Darwin’s impacts have been felt far beyond science. Prior to Darwin, most scientists as well as theologians accepted what seemed obvious: that divine intervention must have underlain nature’s design. The traditional “argument from design” traces back at least to the classical Greek philosopher Socrates more than 400 B.C. [see Sedley (2008)], and it was expressed again in a thoughtful and elegant treatise (Natural Theology) published by the Reverend William Paley (1802).
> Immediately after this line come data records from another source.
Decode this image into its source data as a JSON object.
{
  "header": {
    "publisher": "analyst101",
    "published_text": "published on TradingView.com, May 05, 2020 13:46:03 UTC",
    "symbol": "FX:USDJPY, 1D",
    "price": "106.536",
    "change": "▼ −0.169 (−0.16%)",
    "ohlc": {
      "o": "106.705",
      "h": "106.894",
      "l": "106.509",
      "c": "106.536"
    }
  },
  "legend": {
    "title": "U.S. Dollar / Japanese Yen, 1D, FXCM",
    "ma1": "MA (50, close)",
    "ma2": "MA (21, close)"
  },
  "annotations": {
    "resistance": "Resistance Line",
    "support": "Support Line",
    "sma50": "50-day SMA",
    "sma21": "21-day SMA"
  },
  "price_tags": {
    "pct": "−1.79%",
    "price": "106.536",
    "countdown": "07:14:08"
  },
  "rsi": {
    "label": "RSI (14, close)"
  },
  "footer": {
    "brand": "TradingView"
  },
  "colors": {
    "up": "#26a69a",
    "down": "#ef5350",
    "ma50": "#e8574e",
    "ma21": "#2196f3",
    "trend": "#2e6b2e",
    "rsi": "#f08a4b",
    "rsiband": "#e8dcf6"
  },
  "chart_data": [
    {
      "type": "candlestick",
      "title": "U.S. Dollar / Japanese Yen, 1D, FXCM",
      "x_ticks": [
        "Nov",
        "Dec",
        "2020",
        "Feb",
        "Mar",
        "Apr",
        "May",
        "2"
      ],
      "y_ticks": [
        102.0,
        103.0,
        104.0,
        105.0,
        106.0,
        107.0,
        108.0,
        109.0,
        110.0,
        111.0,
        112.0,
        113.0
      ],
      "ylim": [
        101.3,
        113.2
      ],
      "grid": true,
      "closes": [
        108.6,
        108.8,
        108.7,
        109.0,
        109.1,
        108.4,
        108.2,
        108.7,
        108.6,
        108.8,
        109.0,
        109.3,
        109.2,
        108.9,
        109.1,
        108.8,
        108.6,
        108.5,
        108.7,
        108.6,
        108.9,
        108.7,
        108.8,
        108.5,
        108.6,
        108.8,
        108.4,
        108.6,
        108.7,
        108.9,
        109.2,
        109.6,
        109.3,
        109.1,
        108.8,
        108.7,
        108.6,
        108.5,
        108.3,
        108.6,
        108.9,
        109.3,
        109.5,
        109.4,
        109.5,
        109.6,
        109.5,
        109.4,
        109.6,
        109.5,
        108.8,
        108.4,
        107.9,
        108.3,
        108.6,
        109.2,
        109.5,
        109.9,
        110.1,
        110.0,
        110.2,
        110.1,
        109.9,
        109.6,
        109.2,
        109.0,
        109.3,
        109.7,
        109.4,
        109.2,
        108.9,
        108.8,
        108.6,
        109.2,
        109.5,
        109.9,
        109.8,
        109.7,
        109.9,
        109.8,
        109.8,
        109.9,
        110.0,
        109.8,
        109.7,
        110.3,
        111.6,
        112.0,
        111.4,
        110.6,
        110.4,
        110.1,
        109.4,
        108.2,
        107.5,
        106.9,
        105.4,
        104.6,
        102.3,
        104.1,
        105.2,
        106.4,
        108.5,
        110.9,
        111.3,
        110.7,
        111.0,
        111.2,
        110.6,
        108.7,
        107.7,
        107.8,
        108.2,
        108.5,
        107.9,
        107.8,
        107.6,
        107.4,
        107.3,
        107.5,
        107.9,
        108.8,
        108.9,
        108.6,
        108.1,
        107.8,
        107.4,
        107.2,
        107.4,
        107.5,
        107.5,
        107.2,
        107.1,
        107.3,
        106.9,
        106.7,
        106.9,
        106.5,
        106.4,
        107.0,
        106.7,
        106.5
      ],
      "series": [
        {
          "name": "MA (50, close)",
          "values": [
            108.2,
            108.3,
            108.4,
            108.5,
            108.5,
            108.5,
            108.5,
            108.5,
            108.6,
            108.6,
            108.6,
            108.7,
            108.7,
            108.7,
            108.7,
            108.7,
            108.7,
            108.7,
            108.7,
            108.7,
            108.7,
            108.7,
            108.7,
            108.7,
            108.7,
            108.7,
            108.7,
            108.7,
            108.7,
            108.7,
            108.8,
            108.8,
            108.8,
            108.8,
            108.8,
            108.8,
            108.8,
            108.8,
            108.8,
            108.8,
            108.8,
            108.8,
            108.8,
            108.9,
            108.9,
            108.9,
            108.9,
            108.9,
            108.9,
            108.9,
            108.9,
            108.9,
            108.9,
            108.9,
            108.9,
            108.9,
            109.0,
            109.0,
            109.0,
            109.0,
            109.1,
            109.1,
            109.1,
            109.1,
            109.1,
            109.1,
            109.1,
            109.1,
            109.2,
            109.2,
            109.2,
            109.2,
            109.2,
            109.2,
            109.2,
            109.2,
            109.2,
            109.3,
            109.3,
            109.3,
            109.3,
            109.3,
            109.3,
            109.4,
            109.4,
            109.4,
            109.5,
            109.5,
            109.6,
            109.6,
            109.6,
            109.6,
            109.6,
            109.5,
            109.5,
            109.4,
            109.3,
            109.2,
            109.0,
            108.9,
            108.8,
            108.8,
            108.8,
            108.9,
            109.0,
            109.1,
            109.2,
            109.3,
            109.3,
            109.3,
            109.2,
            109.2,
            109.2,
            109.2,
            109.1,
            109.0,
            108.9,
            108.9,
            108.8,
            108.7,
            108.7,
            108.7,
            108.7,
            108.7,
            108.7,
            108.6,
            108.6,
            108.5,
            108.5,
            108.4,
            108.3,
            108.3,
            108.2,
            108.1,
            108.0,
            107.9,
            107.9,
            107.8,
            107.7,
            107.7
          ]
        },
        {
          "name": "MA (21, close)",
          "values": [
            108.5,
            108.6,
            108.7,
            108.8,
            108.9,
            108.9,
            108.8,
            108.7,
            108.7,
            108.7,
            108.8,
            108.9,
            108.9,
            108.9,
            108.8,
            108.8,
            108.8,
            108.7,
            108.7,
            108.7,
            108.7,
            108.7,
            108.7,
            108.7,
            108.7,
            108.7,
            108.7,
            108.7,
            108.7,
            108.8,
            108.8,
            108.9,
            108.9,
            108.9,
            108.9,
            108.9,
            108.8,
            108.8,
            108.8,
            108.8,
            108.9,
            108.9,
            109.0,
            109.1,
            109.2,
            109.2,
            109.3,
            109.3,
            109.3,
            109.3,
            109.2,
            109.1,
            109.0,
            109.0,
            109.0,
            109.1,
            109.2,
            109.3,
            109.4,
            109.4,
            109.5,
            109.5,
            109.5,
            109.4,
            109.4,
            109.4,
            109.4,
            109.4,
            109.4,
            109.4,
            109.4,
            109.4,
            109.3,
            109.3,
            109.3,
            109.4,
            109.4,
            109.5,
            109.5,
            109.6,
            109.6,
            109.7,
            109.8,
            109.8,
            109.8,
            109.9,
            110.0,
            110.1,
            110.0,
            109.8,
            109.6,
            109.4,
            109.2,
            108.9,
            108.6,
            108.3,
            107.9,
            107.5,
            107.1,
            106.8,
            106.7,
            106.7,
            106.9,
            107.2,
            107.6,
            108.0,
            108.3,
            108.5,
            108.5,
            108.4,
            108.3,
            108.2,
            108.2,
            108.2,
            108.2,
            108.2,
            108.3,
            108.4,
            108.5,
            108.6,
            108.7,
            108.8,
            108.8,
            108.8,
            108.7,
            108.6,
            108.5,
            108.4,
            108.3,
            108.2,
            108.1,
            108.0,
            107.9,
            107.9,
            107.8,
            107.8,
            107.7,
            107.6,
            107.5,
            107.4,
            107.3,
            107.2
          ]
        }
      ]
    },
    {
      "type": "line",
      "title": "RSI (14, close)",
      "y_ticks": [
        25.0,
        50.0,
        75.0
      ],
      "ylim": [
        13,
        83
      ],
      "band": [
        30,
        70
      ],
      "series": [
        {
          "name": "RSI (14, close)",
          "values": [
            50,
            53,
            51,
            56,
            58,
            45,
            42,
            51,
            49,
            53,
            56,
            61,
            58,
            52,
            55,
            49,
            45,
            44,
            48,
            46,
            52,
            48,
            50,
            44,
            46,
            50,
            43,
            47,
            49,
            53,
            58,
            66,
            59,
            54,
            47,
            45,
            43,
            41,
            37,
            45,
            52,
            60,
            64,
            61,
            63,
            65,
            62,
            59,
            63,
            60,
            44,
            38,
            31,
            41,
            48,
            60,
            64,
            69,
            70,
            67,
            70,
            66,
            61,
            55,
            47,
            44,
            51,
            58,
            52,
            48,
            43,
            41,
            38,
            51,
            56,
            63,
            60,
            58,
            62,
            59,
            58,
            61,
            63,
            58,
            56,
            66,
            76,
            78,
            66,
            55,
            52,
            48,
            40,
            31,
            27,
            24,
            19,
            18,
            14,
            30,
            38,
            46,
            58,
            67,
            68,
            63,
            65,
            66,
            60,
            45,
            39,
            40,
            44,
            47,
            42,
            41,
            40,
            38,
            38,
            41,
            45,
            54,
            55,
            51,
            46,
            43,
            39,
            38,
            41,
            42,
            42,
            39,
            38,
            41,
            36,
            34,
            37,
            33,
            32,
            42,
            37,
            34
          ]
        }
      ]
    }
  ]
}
Darwin later recalls in his autobiography [see Barlow (1958)] that Paley’s logic “gave me as much delight as did Euclid” and that it was the “part of the Academical Course [at the University of Cambridge] which … was the most use to me in the education of my mind.” Darwin was still a natural theologian when he boarded the Beagle in 1831 on what would become a fateful voyage, for Darwin and for humanity, into uncharted philosophical (as well as scientific) waters.
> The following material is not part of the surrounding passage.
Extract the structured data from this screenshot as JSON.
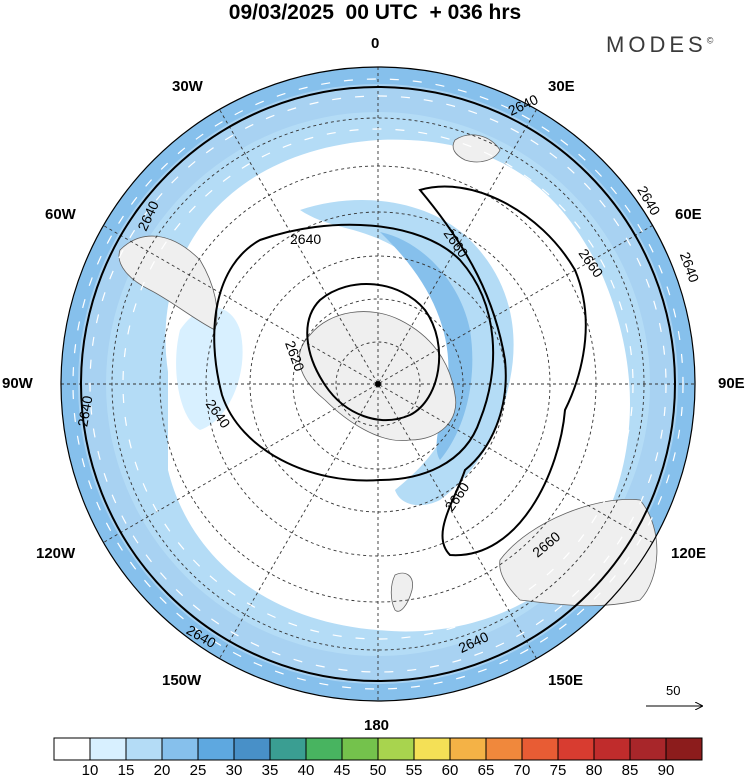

This book is the outgrowth of the Arthur M. Sackler Colloquium “Two Centuries of Darwin,” which was sponsored by the National Academy of Sciences on January 16–17, 2009, at the Academy’s Arnold and Mabel Beckman Center in Irvine, California. It is the third in a series of colloquia under the umbrella title “In the Light of Evolution.” The first book in this series was titled In the Light of Evolution, Volume I: Adaptation and Complex Design (Avise and Ayala, 2007). The second was In the Light of Evolution, Volume II: Biodiversity and Extinction (Avise et al., 2008).

In the chapters of this book, leading evolutionary biologists and science historians reflect upon and commemorate the Darwinian Revolution. They canvass modern research approaches and current scientific thought on each of the three main categories of selection (natural, artificial, and sexual) that Darwin addressed during his career. Although Darwin’s legacy is associated primarily with the illumination of natural selection in The Origin, he also contemplated and wrote extensively about what we now term artificial selection and sexual selection, as reflected for example in two books titled, respectively, The Variation of Animals and Plants Under Domestication (1868) and The Descent of Man and Selection in Relation to Sex (1871/1959). In a concluding section of this book, several science historians comment on Darwin’s seminal contributions. Thus, this book is organized in four parts: Natural Selection, or Adaptation to Nature; Artificial Selection, or Adaptation to Human Demands; Sexual Selection, or Adaptation to Mating Demands; and The Darwinian Legacy, 150 Years Later.